Fri Mar 17 16:32:03 EST 2006

On Thu, 16 Mar 2006, Paul E. McKenney wrote:
> 
> In section 7.1.1 on page 195, it says:
> 
> 	For cacheable memory types, the following rules govern
> 	read ordering:
> 
> 	o	Out-of-order reads are allowed.  Out-of-order reads
> 		can occur as a result of out-of-order instruction
> 		execution or speculative execution.  The processor
> 		can read memory out-of-order to allow out-of-order
> 		to proceed.
> 
> 	o	Speculative reads are allows ... [but no effect on
> 		ordering beyond that given in the other rules, near
> 		as I can tell]
> 
> 	o	Reads can be reordered ahead of writes.  Reads are
> 		generally given a higher priority by the processor
> 		than writes because instruction execution stalls
> 		if the read data required by an instruction is not
> 		immediately available.  Allowing reads ahead of
> 		writes usually maximizes software performance.

These are just the same as the x86 ordering.

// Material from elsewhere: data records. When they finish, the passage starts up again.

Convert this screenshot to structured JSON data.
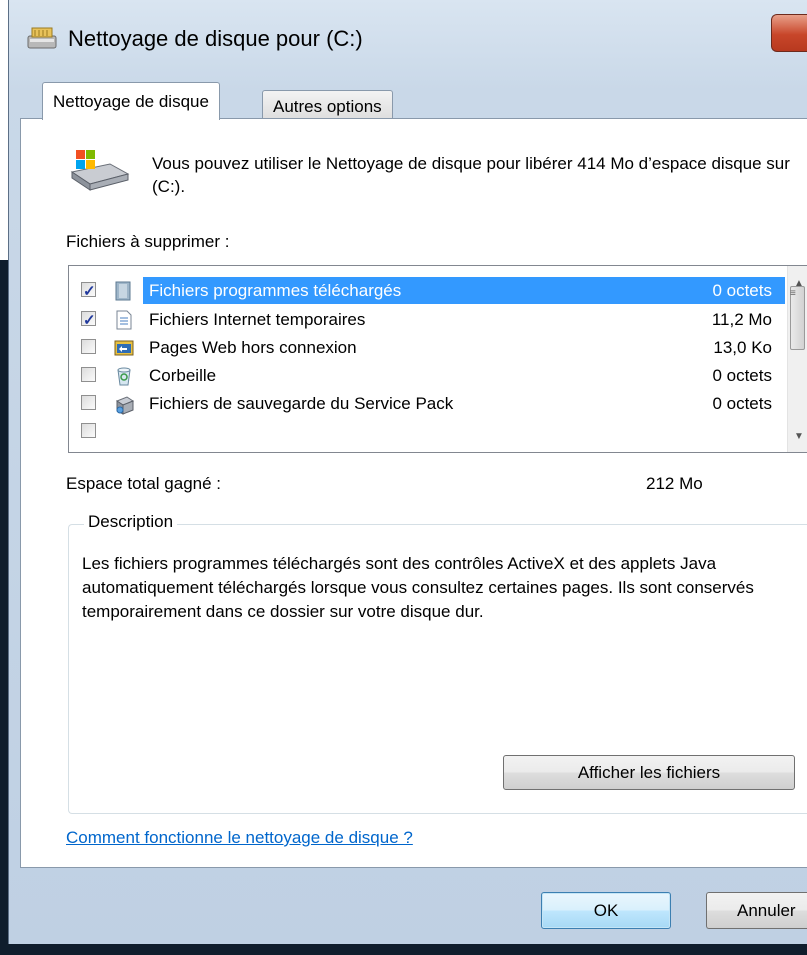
{
  "window": {
    "title": "Nettoyage de disque pour  (C:)"
  },
  "tabs": [
    {
      "label": "Nettoyage de disque",
      "active": true
    },
    {
      "label": "Autres options",
      "active": false
    }
  ],
  "intro": {
    "text": "Vous pouvez utiliser le Nettoyage de disque pour libérer 414 Mo d’espace disque sur  (C:)."
  },
  "files": {
    "label": "Fichiers à supprimer :",
    "items": [
      {
        "name": "Fichiers programmes téléchargés",
        "size": "0 octets",
        "checked": true,
        "selected": true,
        "icon": "folder-icon"
      },
      {
        "name": "Fichiers Internet temporaires",
        "size": "11,2 Mo",
        "checked": true,
        "selected": false,
        "icon": "document-icon"
      },
      {
        "name": "Pages Web hors connexion",
        "size": "13,0 Ko",
        "checked": false,
        "selected": false,
        "icon": "offline-pages-icon"
      },
      {
        "name": "Corbeille",
        "size": "0 octets",
        "checked": false,
        "selected": false,
        "icon": "recycle-bin-icon"
      },
      {
        "name": "Fichiers de sauvegarde du Service Pack",
        "size": "0 octets",
        "checked": false,
        "selected": false,
        "icon": "service-pack-icon"
      }
    ]
  },
  "space": {
    "label": "Espace total gagné :",
    "value": "212 Mo"
  },
  "description": {
    "title": "Description",
    "text": "Les fichiers programmes téléchargés sont des contrôles ActiveX et des applets Java automatiquement téléchargés lorsque vous consultez certaines pages. Ils sont conservés temporairement dans ce dossier sur votre disque dur.",
    "button_label": "Afficher les fichiers"
  },
  "help_link": "Comment fonctionne le nettoyage de disque ?",
  "buttons": {
    "ok": "OK",
    "cancel": "Annuler"
  },
  "colors": {
    "selection": "#3399ff",
    "link": "#0066cc",
    "accent": "#3c7fb1"
  }
}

Notice how reads can pass 
(earlier) writes, but won't be pushed back after later writes. That's very 
much the x86 ordering (together with the "CPU ordering" for writes).

> > (Also, x86 doesn't have an incoherent instruction cache - some older x86 
> > cores have an incoherent instruction decode _buffer_, but that's a 
> > slightly different issue with basically no effect on any sane program).
> 
> Newer cores check the linear address, so code generated in a different
> address space now needs to do CPUID.  This is admittedly an unusual
> case -- perhaps I was getting overly worked up about it.  I based this
> on Section 10.6 on page 10-21 (physical page 405) of Intel's "IA-32
> Intel Architecture Software Developer's Manual Volume 3: System
> Programming Guide", 2004.  PDF available (as of 2/16/2005) from:
> 
> 	ftp://download.intel.com/design/Pentium4/manuals/25366814.pdf

Not according to the docs I have.

The _prefetch_ queue is invalidated based on the linear address, but not 
the caches. The caches are coherent, and the prefetch is also coherent in 
modern cores wrt linear address (but old cores, like the original i386, 
would literally not see the write, so you could do

		movl $1234,1f
	1:	xorl %eax,%eax

and the "movl" would overwrite the "xorl", but the "xorl" would still get 
executed if it was in the 16-byte prefetch buffer or whatever).

Modern cores will generally be _totally_ serialized, so if you write to 
the next instruction, I think most modern cores will notice it. It's only 
if you use paging or something to write to the physical address to 
something that is in the prefetch buffers that it can get you.

Now, the prefetching has gotten longer over time, but it is basically 
still just a few tens of instructions, and any serializing instruction 
will force it to be serialized with the cache.

It's really a non-issue, because regular self-modifying code will trigger 
the linear address check, and system code will always end up doing an 
"iret" or other serializing instruction, so it really doesn't trigger. 

So in practice, you really should see it as being entirely coherent. You 
have to do some _really_ strange sh*t to ever see anything different.

		Linus